11. Become Financially Independent
Financial independence is one perfect way to achieve financial goals. It is the ability to live your life freely or on your own terms without being dependent on a paycheck-to-paycheck cycle or worrying about financial constraints or liabilities. However, becoming financially independent requires thorough planning and careful execution.
How to Set Financial Goals?
When setting financial goals, it’s crucial to reflect your aspirations and intentions, which aids in achieving and establishing goals with confidence. Consider some valuable tips for setting financial goals.
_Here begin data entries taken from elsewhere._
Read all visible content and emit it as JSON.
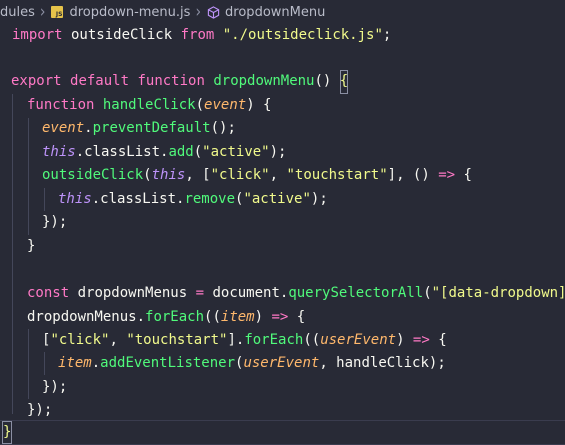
{
  "breadcrumb": {
    "folder": "dules",
    "file": "dropdown-menu.js",
    "symbol": "dropdownMenu"
  },
  "code": {
    "l1": [
      "import",
      " outsideClick ",
      "from",
      " ",
      "\"./outsideclick.js\"",
      ";"
    ],
    "l3": [
      "export",
      " ",
      "default",
      " ",
      "function",
      " ",
      "dropdownMenu",
      "() ",
      "{"
    ],
    "l4": [
      "function",
      " ",
      "handleClick",
      "(",
      "event",
      ") {"
    ],
    "l5": [
      "event",
      ".",
      "preventDefault",
      "();"
    ],
    "l6": [
      "this",
      ".classList.",
      "add",
      "(",
      "\"active\"",
      ");"
    ],
    "l7": [
      "outsideClick",
      "(",
      "this",
      ", [",
      "\"click\"",
      ", ",
      "\"touchstart\"",
      "], () ",
      "=>",
      " {"
    ],
    "l8": [
      "this",
      ".classList.",
      "remove",
      "(",
      "\"active\"",
      ");"
    ],
    "l9": "});",
    "l10": "}",
    "l12": [
      "const",
      " dropdownMenus ",
      "=",
      " document.",
      "querySelectorAll",
      "(",
      "\"[data-dropdown]\"",
      ");"
    ],
    "l13": [
      "dropdownMenus.",
      "forEach",
      "((",
      "item",
      ") ",
      "=>",
      " {"
    ],
    "l14": [
      "[",
      "\"click\"",
      ", ",
      "\"touchstart\"",
      "].",
      "forEach",
      "((",
      "userEvent",
      ") ",
      "=>",
      " {"
    ],
    "l15": [
      "item",
      ".",
      "addEventListener",
      "(",
      "userEvent",
      ", handleClick);"
    ],
    "l16": "});",
    "l17": "});",
    "l18": "}"
  }
}
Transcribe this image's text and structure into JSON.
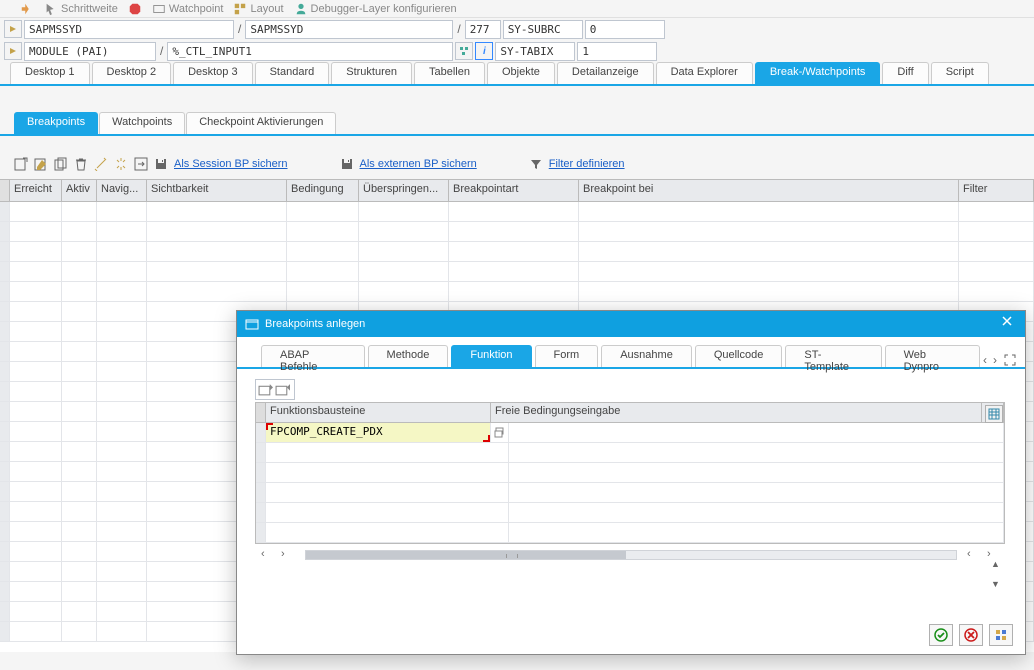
{
  "toolbar": {
    "schrittweite": "Schrittweite",
    "watchpoint": "Watchpoint",
    "layout": "Layout",
    "debugger_layer": "Debugger-Layer konfigurieren"
  },
  "header": {
    "prog1": "SAPMSSYD",
    "prog2": "SAPMSSYD",
    "line": "277",
    "subrc_label": "SY-SUBRC",
    "subrc_val": "0",
    "module": "MODULE (PAI)",
    "ctl": "%_CTL_INPUT1",
    "tabix_label": "SY-TABIX",
    "tabix_val": "1"
  },
  "main_tabs": [
    "Desktop 1",
    "Desktop 2",
    "Desktop 3",
    "Standard",
    "Strukturen",
    "Tabellen",
    "Objekte",
    "Detailanzeige",
    "Data Explorer",
    "Break-/Watchpoints",
    "Diff",
    "Script"
  ],
  "main_tab_active": 9,
  "sub_tabs": [
    "Breakpoints",
    "Watchpoints",
    "Checkpoint Aktivierungen"
  ],
  "sub_tab_active": 0,
  "bp_tb": {
    "session": "Als Session BP sichern",
    "extern": "Als externen BP sichern",
    "filter": "Filter definieren"
  },
  "grid": {
    "cols": [
      "Erreicht",
      "Aktiv",
      "Navig...",
      "Sichtbarkeit",
      "Bedingung",
      "Überspringen...",
      "Breakpointart",
      "Breakpoint bei",
      "Filter"
    ]
  },
  "dialog": {
    "title": "Breakpoints anlegen",
    "tabs": [
      "ABAP Befehle",
      "Methode",
      "Funktion",
      "Form",
      "Ausnahme",
      "Quellcode",
      "ST-Template",
      "Web Dynpro"
    ],
    "tab_active": 2,
    "col1": "Funktionsbausteine",
    "col2": "Freie Bedingungseingabe",
    "value": "FPCOMP_CREATE_PDX"
  }
}
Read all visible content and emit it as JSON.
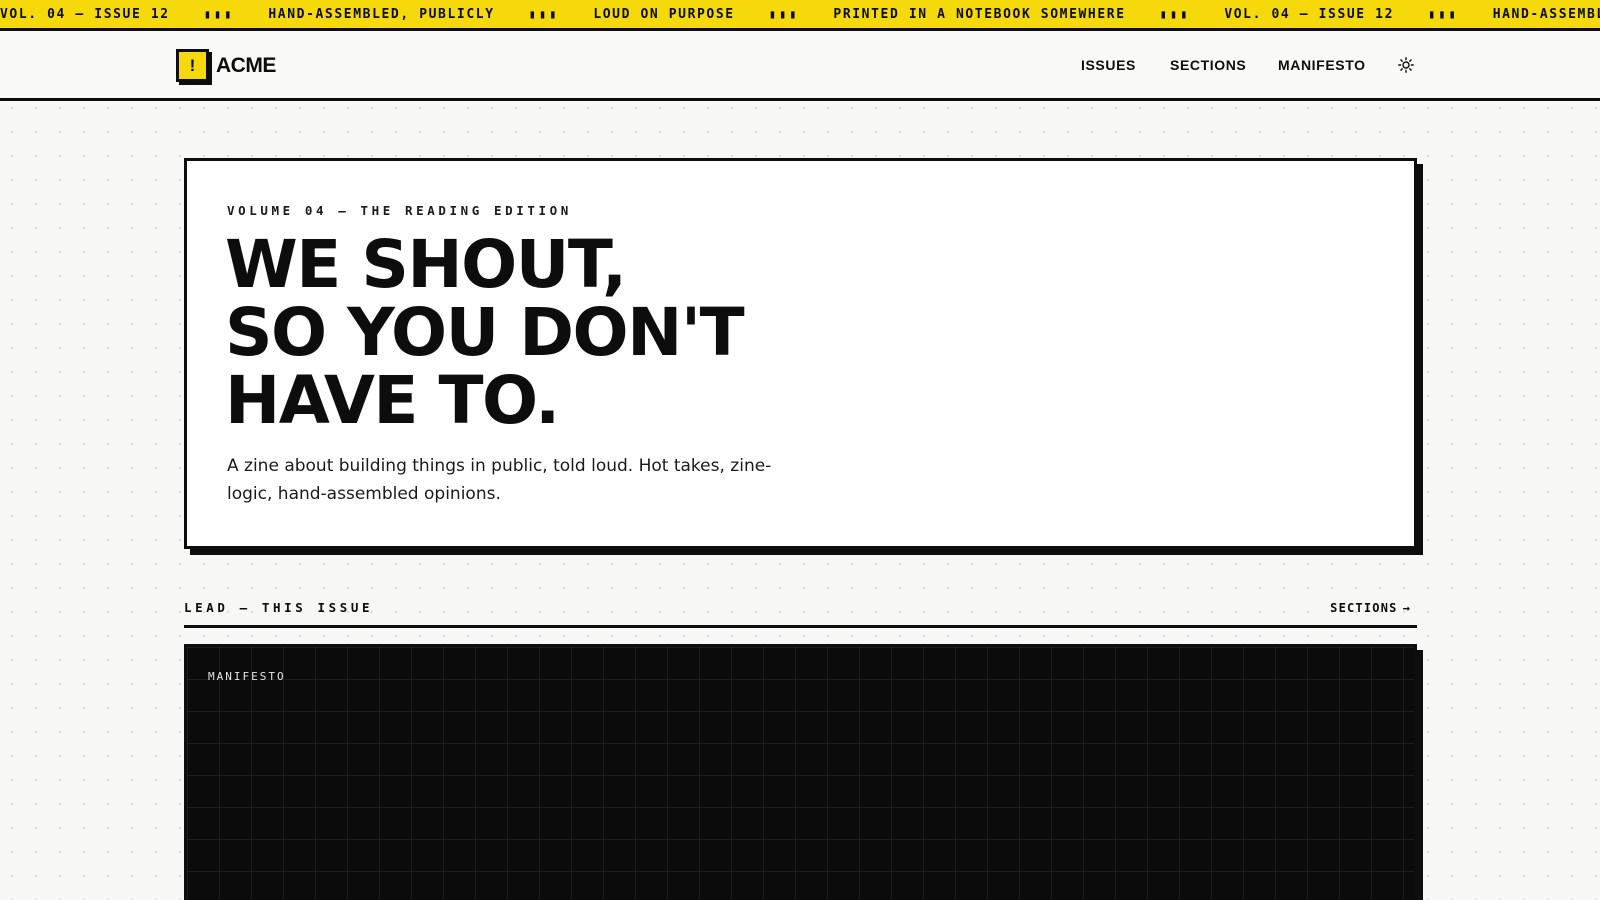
{
  "ticker": {
    "items": [
      "VOL. 04 — ISSUE 12",
      "HAND-ASSEMBLED, PUBLICLY",
      "LOUD ON PURPOSE",
      "PRINTED IN A NOTEBOOK SOMEWHERE",
      "VOL. 04 — ISSUE 12",
      "HAND-ASSEMBLED, PUBLICLY"
    ],
    "separator": "▮▮▮"
  },
  "header": {
    "logo_mark": "!",
    "logo_text": "ACME",
    "nav": [
      "ISSUES",
      "SECTIONS",
      "MANIFESTO"
    ],
    "theme_icon": "sun-icon"
  },
  "hero": {
    "kicker": "VOLUME 04 — THE READING EDITION",
    "title_lines": [
      "WE SHOUT,",
      "SO YOU DON'T",
      "HAVE TO."
    ],
    "subtitle": "A zine about building things in public, told loud. Hot takes, zine-logic, hand-assembled opinions."
  },
  "lead": {
    "label": "LEAD — THIS ISSUE",
    "sections_link": "SECTIONS",
    "sections_arrow": "→",
    "card_tag": "MANIFESTO"
  },
  "colors": {
    "accent": "#f5d90a",
    "ink": "#0d0d0d",
    "paper": "#f7f7f5",
    "card_dark": "#0b0b0b"
  }
}
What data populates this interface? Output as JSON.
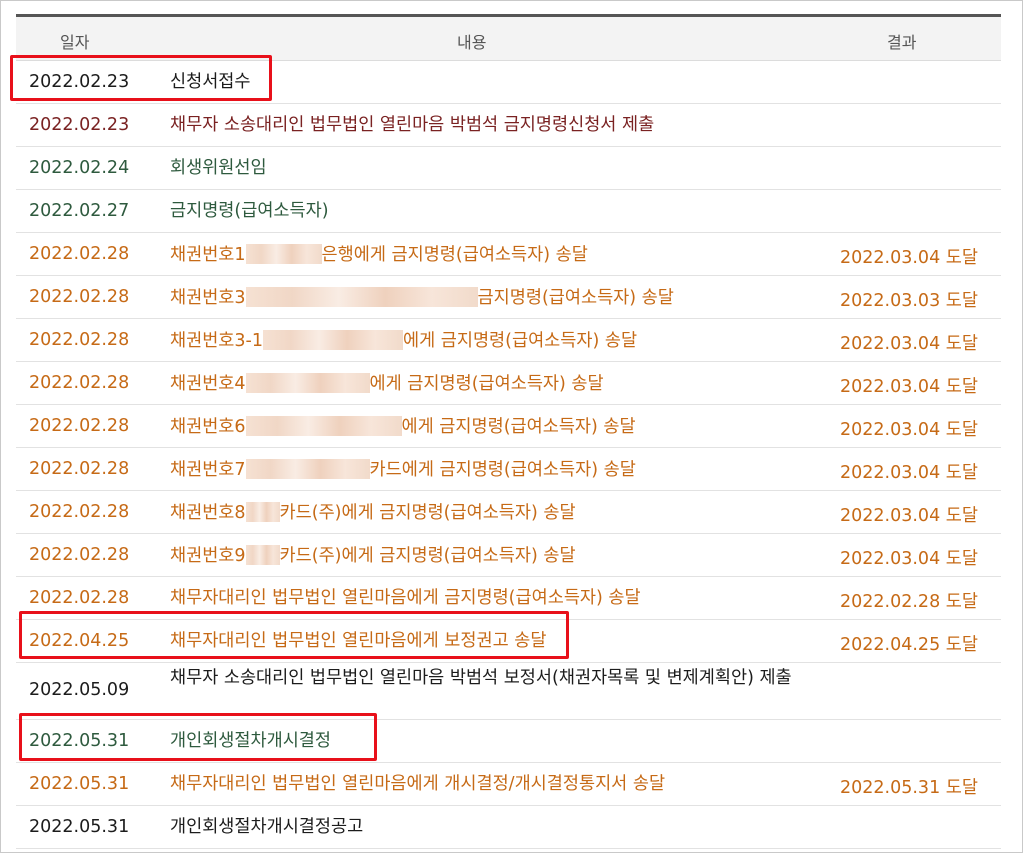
{
  "header": {
    "date": "일자",
    "content": "내용",
    "result": "결과"
  },
  "rows": [
    {
      "date": "2022.02.23",
      "content": "신청서접수",
      "result": "",
      "color": "#1c1c1c"
    },
    {
      "date": "2022.02.23",
      "content": "채무자 소송대리인 법무법인 열린마음 박범석 금지명령신청서 제출",
      "result": "",
      "color": "#7a2222"
    },
    {
      "date": "2022.02.24",
      "content": "회생위원선임",
      "result": "",
      "color": "#2e5a3e"
    },
    {
      "date": "2022.02.27",
      "content": "금지명령(급여소득자)",
      "result": "",
      "color": "#2e5a3e"
    },
    {
      "date": "2022.02.28",
      "content_pre": "채권번호1",
      "content_post": "은행에게 금지명령(급여소득자) 송달",
      "result": "2022.03.04 도달",
      "color": "#c66a16"
    },
    {
      "date": "2022.02.28",
      "content_pre": "채권번호3",
      "content_post": "금지명령(급여소득자) 송달",
      "result": "2022.03.03 도달",
      "color": "#c66a16"
    },
    {
      "date": "2022.02.28",
      "content_pre": "채권번호3-1",
      "content_post": "에게 금지명령(급여소득자) 송달",
      "result": "2022.03.04 도달",
      "color": "#c66a16"
    },
    {
      "date": "2022.02.28",
      "content_pre": "채권번호4",
      "content_post": "에게 금지명령(급여소득자) 송달",
      "result": "2022.03.04 도달",
      "color": "#c66a16"
    },
    {
      "date": "2022.02.28",
      "content_pre": "채권번호6",
      "content_post": "에게 금지명령(급여소득자) 송달",
      "result": "2022.03.04 도달",
      "color": "#c66a16"
    },
    {
      "date": "2022.02.28",
      "content_pre": "채권번호7",
      "content_post": "카드에게 금지명령(급여소득자) 송달",
      "result": "2022.03.04 도달",
      "color": "#c66a16"
    },
    {
      "date": "2022.02.28",
      "content_pre": "채권번호8",
      "content_post": "카드(주)에게 금지명령(급여소득자) 송달",
      "result": "2022.03.04 도달",
      "color": "#c66a16"
    },
    {
      "date": "2022.02.28",
      "content_pre": "채권번호9",
      "content_post": "카드(주)에게 금지명령(급여소득자) 송달",
      "result": "2022.03.04 도달",
      "color": "#c66a16"
    },
    {
      "date": "2022.02.28",
      "content": "채무자대리인 법무법인 열린마음에게 금지명령(급여소득자) 송달",
      "result": "2022.02.28 도달",
      "color": "#c66a16"
    },
    {
      "date": "2022.04.25",
      "content": "채무자대리인 법무법인 열린마음에게 보정권고 송달",
      "result": "2022.04.25 도달",
      "color": "#c66a16"
    },
    {
      "date": "2022.05.09",
      "content": "채무자 소송대리인 법무법인 열린마음 박범석 보정서(채권자목록 및 변제계획안) 제출",
      "result": "",
      "color": "#1c1c1c"
    },
    {
      "date": "2022.05.31",
      "content": "개인회생절차개시결정",
      "result": "",
      "color": "#2e5a3e"
    },
    {
      "date": "2022.05.31",
      "content": "채무자대리인 법무법인 열린마음에게 개시결정/개시결정통지서 송달",
      "result": "2022.05.31 도달",
      "color": "#c66a16"
    },
    {
      "date": "2022.05.31",
      "content": "개인회생절차개시결정공고",
      "result": "",
      "color": "#1c1c1c"
    }
  ],
  "colors": {
    "highlight": "#e8101a",
    "header_bg": "#f3f3f3",
    "top_rule": "#555555"
  }
}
Tips for Setting Financial Goals
1. List and Prioritize Your Financial Goals
Jot down your goals (both those you’re already working on and those you are about to start working on). After listing each goal, prioritize it according to your needs and importance. Moreover, including some details like the money required and the time needed to achieve it will be a plus point. This will help you understand what you should do to achieve your goals.
2. Take Care of the Financial Basics
After identifying your goals, see that all your financial basics are covered. Based on financial planning stages, they may be on your list of goals. It’s good to look at them to ensure you’re on track. The list includes paying off debts, building an emergency fund, becoming financially independent, increasing the savings rate, planning a family savings plan, etc.
3. Motivation is a Must for Financial Goals
An objective of setting up a trust is a high desire to feel more secure about your family’s future. Understanding why you need to set a financial goal will help you get more connected to that specific goal and ultimately motivate you to achieve it.
4. Make a Financial Plan to Reach Your Goals
It’s good to make a financial plan to achieve your financial goals. For this, you can seek assistance from Equitable Advisors to understand how aligned you are with achieving your goals. Furthermore, learn how much money you can allocate to your goals to know how to move forward.
5. Regularly Revisit Your Financial Goals
It’s significant to revisit your goals at least once to see your progress chart, adjust your expectations, and review your priority list on which you need to work. With this, you’ll know which goals you’ve achieved and which are yet to be achieved.
Wrapping Up
Financial goals are not always easy to achieve, but if you look into their examples and how to achieve them, things will turn out easier. It becomes crucial for you to understand your goals and then find different scenarios to reach them. So start building your free financial plan now to figure out how much savings you need to make for your emergency fund.